Przychodzi weekend, znajoma której nie widziałam kilka miesięcy, zaprasza na piwko. Innym razem kolega z pracy zaprasza na lampkę wina. Kto z was nie zna tego scenariusza? 🙂 Życie gna do przodu jak szalone, a my razem z nim. U mnie niestety skończyło się złym samopoczuciem, bólami brzucha, problemami z cerą, a także zbyt wysoką wagą 🙁 Mimo stosowania różnych diet, nic się nie poprawiało, a często było jeszcze gorzej — mdłości i bóle głowy towarzyszyły mi niezwykle często.

Moje spotkanie z dawną znajomą przy piwie zaowocowało jednak nie tylko chorobą na drugi dzień. Koleżanka podzieliła się ze mną swoją historią. Gdy tylko trafiła do szpitala z powodu kolejnej, poważnej infekcji bakteryjnej, a lekarze rozkładali bezradnie ręce, postanowiła przeszukać internet w poszukiwaniu pomocy. Znalazła w końcu przyczynę tak złego stanu zdrowia jej i całej rodziny — mąż zmagał się ogólnym zmęczeniem i słabą odpornością, dzieci chorowały cały czas, a starsza córka w dodatku miała okropne problemy ze skórą, włosami i paznokciami — za wszystko odpowiedzialne były toksyny. Znajdują się one niestety wszędzie, w kosmetykach, jedzeniu, a także w środkach czystości. Nie chcąc już dłużej patrzeć na cierpienia swoich bliskich, znalazła naturalny środek do detoksykacji organizmu — Hydrodren — na początku kuracja dawała świetne efekty, jednak po około tygodniu wszystko zaczęło się pogarszać. Hydrodren nie zdał u nich niestety egzaminu.

Szukała dalej, aż trafiła na „Detoxik” – i to był strzał w dziesiątkę!

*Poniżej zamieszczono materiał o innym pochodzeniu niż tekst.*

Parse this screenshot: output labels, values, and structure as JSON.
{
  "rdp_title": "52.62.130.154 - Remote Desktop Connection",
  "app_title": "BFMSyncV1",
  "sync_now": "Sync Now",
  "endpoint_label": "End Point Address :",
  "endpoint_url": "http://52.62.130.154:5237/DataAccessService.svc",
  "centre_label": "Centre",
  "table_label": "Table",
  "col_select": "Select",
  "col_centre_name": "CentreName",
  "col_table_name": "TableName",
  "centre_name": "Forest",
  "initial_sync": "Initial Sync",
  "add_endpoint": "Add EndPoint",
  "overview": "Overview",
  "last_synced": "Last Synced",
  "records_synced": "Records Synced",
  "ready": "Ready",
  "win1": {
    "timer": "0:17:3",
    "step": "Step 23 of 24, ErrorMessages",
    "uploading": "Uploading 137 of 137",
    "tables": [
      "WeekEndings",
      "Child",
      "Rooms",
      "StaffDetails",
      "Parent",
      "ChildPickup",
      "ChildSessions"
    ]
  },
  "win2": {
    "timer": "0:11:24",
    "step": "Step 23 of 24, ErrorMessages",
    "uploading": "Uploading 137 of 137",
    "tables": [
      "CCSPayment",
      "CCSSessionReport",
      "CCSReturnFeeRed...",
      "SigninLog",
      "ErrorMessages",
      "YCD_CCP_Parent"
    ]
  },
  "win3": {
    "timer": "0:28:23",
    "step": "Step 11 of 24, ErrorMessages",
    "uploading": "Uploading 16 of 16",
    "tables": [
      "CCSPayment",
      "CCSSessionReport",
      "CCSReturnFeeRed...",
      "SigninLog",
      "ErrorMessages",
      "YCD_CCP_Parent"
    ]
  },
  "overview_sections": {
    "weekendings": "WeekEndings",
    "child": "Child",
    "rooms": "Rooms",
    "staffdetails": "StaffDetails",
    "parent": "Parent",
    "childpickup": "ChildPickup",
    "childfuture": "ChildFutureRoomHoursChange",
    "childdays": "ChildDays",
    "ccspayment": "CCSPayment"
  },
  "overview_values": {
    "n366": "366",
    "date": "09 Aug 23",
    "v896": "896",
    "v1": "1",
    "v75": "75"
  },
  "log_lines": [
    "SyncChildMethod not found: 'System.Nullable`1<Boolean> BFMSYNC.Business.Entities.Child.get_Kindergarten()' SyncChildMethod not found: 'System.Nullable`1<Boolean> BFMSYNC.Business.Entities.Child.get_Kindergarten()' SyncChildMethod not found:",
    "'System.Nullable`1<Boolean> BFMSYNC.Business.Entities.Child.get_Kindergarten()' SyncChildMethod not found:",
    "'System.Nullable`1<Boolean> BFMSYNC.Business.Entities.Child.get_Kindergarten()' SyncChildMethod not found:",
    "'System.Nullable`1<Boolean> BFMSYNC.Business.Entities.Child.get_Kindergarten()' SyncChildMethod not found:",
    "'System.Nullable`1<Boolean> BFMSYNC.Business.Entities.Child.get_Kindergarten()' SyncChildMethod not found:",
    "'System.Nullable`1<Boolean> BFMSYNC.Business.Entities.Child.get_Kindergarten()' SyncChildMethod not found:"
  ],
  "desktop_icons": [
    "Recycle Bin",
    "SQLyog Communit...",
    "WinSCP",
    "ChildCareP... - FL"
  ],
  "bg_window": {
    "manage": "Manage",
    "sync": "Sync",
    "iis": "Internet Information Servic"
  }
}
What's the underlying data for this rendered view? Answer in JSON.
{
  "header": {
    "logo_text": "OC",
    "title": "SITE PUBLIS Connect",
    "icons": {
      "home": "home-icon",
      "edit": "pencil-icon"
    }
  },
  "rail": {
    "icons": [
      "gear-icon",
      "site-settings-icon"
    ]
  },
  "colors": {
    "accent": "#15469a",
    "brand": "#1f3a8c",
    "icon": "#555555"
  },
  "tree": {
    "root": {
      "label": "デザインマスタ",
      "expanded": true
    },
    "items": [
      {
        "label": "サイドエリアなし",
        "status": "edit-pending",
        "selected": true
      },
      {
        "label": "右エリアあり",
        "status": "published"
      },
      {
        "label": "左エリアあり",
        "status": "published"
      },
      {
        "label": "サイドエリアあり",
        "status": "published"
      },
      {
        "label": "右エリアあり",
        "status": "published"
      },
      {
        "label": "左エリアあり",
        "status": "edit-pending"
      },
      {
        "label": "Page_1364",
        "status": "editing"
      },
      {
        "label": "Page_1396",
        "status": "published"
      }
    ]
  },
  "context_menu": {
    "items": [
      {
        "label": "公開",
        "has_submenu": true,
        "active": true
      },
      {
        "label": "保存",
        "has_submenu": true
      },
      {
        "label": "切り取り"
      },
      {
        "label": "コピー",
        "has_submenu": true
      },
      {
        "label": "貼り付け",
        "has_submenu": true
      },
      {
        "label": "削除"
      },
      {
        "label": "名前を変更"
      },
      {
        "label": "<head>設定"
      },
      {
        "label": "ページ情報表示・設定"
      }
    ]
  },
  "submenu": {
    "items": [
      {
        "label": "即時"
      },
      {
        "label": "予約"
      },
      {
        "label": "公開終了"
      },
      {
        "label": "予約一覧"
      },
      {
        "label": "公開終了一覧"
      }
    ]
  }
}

Cała rodzina zaczęła wracać do zdrowia — mąż przestał chodzić zmęczony i zaczął spędzać więcej czasu z dziećmi, które przestały chorować. Córce cera się poprawiła a włosy i paznokcie nabrały blasku. Sama koleżanka także zauważyła zmiany w swoim organizmie. Lepsze samopoczucie, redukcja cellulitu oraz utrata kilku kilogramów dodały jej skrzydeł. Postanowiła otworzyć własną księgarnię, co było jej marzeniem od dziecka.

Zainspirowana jej historią, sama zaczęłam zgłębiać temat toksyn i faktycznie okazuje się, że otaczają nas ze wszystkich stron. Postanowiłam wypróbować, sprawdzony już przez Joasię, Detoxik. Skoro tak bardzo pomógł jej i całej jej rodzinie, nie widziałam sensu eksperymentować z niesprawdzonymi środkami. Po całej kuracji, zrozumiałam, co koleżanka miała na myśli, mówiąc o lepszym samopoczuciu. Czułam, że mogę przenosić góry! Obecnie chodzę na zajęcia Zumby, postanowiłam też zamówić katering dietetyczny. Wszystko to sprawiło, że odzyskałam radość życia, a kierowca kateringu jest obecnie moim partnerem, z którym spędzamy wspólnie czas, spacerując po górach i delektując się swoim towarzystwem. Wszystkie te zmiany zawdzięczam mojej ukochanej Joasi, no i oczywiście Detoxikowi!